What if? (n & lt 1? ||? n & gt34)
{
Printf ("effective? Parameter ");
Return;
}
NumLen = width [n];
What if? ((numLen? & amp? 1)==0)? //If the length is even
{
num len++;
}
//Calculate the format string and use it when printing numbers.
sprintf(formatStr," %%%du?" ,numLen); ? //If? n=9,? then what format="%3u?" , please note that%% will output a%
memset(arr0,0,sizeof(arr 0)); ? //Clear all elements of the array.
memset(arr 1,0,sizeof(arr 1)); ? //Clear all elements of the array.
arr 0[ 1]= 1;
For what? (I = 1; I < = n; i++)
{
For what? (j = 1; j & lt= I+ 1; J++)// Calculate the first line of Yang Hui triangle, (i= 1 ...? MAX_ORDER)
{
arr 1[j]= arr 0[j- 1]+arr 0[j];
}
For what? (j = 0; j & lt(n-I)*(numLen+ 1)/2; j++)
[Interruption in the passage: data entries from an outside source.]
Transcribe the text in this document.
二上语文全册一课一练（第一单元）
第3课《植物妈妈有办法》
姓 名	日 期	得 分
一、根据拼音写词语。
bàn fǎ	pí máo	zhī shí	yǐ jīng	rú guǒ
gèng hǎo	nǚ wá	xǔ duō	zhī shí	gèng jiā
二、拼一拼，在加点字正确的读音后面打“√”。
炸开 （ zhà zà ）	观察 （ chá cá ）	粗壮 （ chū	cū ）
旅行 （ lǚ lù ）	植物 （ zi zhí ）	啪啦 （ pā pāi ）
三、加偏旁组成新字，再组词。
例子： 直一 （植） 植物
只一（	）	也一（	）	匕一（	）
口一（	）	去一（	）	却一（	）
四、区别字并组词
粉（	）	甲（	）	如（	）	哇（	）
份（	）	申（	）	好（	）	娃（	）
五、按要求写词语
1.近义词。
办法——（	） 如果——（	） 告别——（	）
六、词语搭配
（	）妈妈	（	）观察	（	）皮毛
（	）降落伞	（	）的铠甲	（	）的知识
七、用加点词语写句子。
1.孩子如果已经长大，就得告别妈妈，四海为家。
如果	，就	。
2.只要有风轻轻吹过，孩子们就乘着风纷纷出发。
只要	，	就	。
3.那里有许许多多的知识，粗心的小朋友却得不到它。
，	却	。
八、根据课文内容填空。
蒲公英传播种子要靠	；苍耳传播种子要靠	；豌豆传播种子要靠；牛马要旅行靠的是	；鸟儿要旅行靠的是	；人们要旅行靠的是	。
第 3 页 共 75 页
printf("%c ",0x 20); ? //Leave the left blank to make the printed triangle an isosceles triangle.
//Output the first line of Yang Hui triangle, (i= 1 ...? n)
For what? (j = 1; j & lt= I+ 1; j++)
{
printf(formatStr,arr 1[j]);
}
printf(" \ n ");
memcpy(arr0,arr 1,sizeof(arr 1));
}
}
int? main()?
{?
//check maxnum();
print yanghui triangle(6); ? //Print a 6-line Yang Hui triangle.
printf(" \ n ");
printgyanghui triangle( 12); ? //Print a Yang Hui triangle with 12 lines.
printf(" \ n ");
Return? 0; ?
} This is the C++ version, which can be used for reference for logic control blocks.